英文を読むということ

前回、英語力は「知ってるか知らないか」、「知ってることがすぐに使えるか」ということに行き着くと書きました。
これを具体的に「英文を読むこと」に当てはめると、次のような流れになります。

(1)知らない表現に出くわす
(2)必要ならば、その表現を調べる
(3)必要ならば、その表現を覚える
(4)覚えている表現の意味が見た瞬間に分かるようにする


(1)知らない表現に出くわす
洋書や新聞など英文を読むと知らない英語表現(単語・熟語など)がたくさん出てきます。単語帳が知らない英語表現を網羅的に知る方法なのに対して、洋書などの英文を読むことは個別的・逐次的に知る方法といえます。


(2)必要ならば、その表現を調べる
知らない表現が出てきたら意味を調べます。ここでどこまで調べるかというさじ加減がくせものです。
いちいち未知語を全部調べていたら読めるものも読めません。かといって未知語をひたすら飛ばして読んだら読めるかというとそうとも限りません。
英文読み始めの頃は、調べる必要があるかどうかの適度な見極めが出来ないのでかたっぱしから未知語を調べていって結局途中で挫折したり、逆に調べないで飛ばし続けたためにストーリーを見失う可能性が出てきます。
どこまで調べたらよいか、どこまで調べても挫折しないかという度合いは、それぞれの英語力・目標とする英語力・読む英文のレベル・やる気・内容が面白いかどうかなどさまざまな要因に左右されます。


(3)必要ならば、その表現を覚える
知らない表現を調べたら覚えます。
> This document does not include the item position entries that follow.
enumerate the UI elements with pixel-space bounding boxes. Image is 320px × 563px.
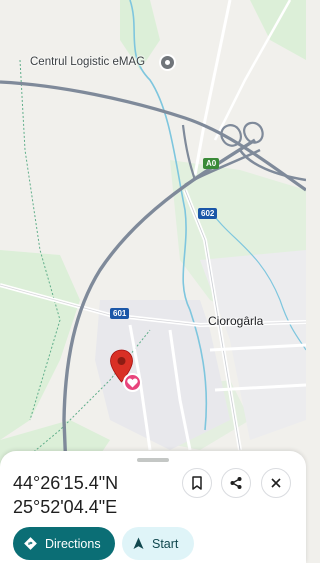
share-button[interactable] — [221, 468, 251, 498]
latitude-text: 44°26'15.4"N — [13, 473, 119, 493]
longitude-text: 25°52'04.4"E — [13, 497, 118, 517]
close-button[interactable] — [261, 468, 291, 498]
directions-label: Directions — [45, 536, 101, 551]
start-button[interactable]: Start — [122, 527, 194, 560]
drag-handle[interactable] — [137, 458, 169, 462]
bookmark-icon — [192, 476, 202, 490]
heart-icon[interactable] — [123, 373, 142, 392]
place-details-sheet: 44°26'15.4"N 25°52'04.4"E Directions Sta… — [0, 451, 306, 563]
poi-label[interactable]: Centrul Logistic eMAG — [30, 56, 145, 68]
directions-icon — [24, 537, 37, 550]
save-button[interactable] — [182, 468, 212, 498]
share-icon — [230, 477, 242, 489]
road-shield-601: 601 — [110, 308, 130, 319]
poi-pin-icon[interactable] — [159, 54, 176, 71]
road-shield-a0: A0 — [203, 158, 220, 169]
start-label: Start — [152, 536, 179, 551]
close-icon — [271, 478, 281, 488]
navigation-arrow-icon — [133, 537, 144, 549]
directions-button[interactable]: Directions — [13, 527, 115, 560]
place-label[interactable]: Ciorogârla — [208, 314, 263, 328]
road-shield-602: 602 — [198, 208, 218, 219]
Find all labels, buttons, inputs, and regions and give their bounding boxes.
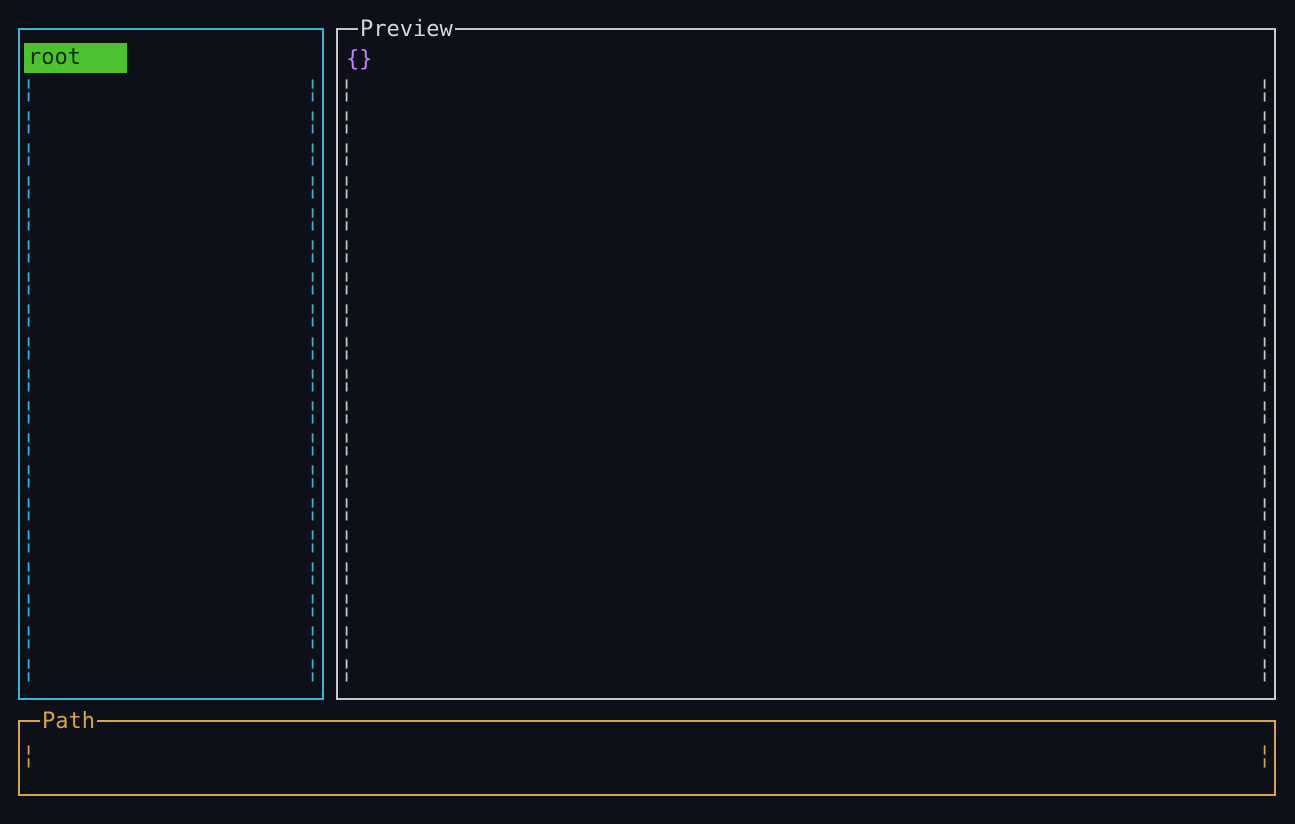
tree-panel[interactable]: root ╎ ╎ ╎ ╎ ╎ ╎ ╎ ╎ ╎ ╎ ╎ ╎ ╎ ╎ ╎ ╎ ╎ ╎… [18,28,324,700]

しかし人間の記憶量には限界がありますから、なんでもかんでも全部覚えることは出来ません。
調べた単語・熟語を全部覚えようとして単語帳を自作しかけて途中で断念する例は良くあります。
どこまで覚えたらいいかというこの「必要ならば」の範囲も、各自の目標に応じて変わってきます。


(4)覚えている表現の意味が見た瞬間に分かるようにする
単語や熟語など英語表現は単に覚えただけではダメで、いずれは見た瞬間にすぐに意味が分かるようにならないと少なくとも受信能力としては使い物になりません。このためには何度も繰り返し文章中で出会って記憶を強化し、その表現に対する瞬発力をつける必要があります。


このようにして知っている表現の量を増やし、さらにその表現を見てすぐ理解できるようにすれば、結果として英文がスムーズに読めるようになります。

読む英文のレベルによる違い

自分のレベルに合った英文(語彙制限本など)を読んだ場合、(1)〜(3)の作業が減りますので、(4)の「既に知っている表現の意味を見た瞬間に分かるようにする」練習に集中できます。こうして、簡単でよく出てくる基本的な表現から理解していきそれに対する瞬発力をつけるのです。


一方、いきなり自分のレベル以上の英文(新聞や小説など)を読んだ場合、(1)〜(3)の作業が絶えず必要になります。
どうしても読みたい内容のものであれば、飛ばし読みはもったいないと思ったり調べないと分からない細部まで知りたいと思うので辞書を引くのは苦になりません。そういう時は好きなように調べて読むことができます。
もちろん辞書を引くのももどかしくて速く読みたいから、飛ばし読みでどんどん読み進んでいくことも可能です。

しかし、どちらかというと勉強として読んでいるという場合は、思い切って(1)〜(3)の作業は飛ばします。すなわち分からない表現でも辞書を引かないということです。なぜなら一度にいろんなことをやろうとすると挫折しやすいからです。目的をひとつに絞って、分からないところは飛ばしてでも話の筋を追うことに集中してひたすら読み進めるほうがいいのです。
ただし、そうすると分かるところだけをつぎはぎで繋いで読むことになるので、あまりに難しすぎる内容だと挫折する可能性は高くなります。

また、ある程度英文に慣れてきて分からないところを飛ばしながらでも気にせずストーリーが追えるようになってきたら、そろそろ本格的に辞書を引いて分からないところを調べていく余裕も出てくるでしょう。

英文を読むには、最初はこれだけの負荷がかかりますので、いきなり完璧を目指して詰め込みすぎないのが挫折しないコツです。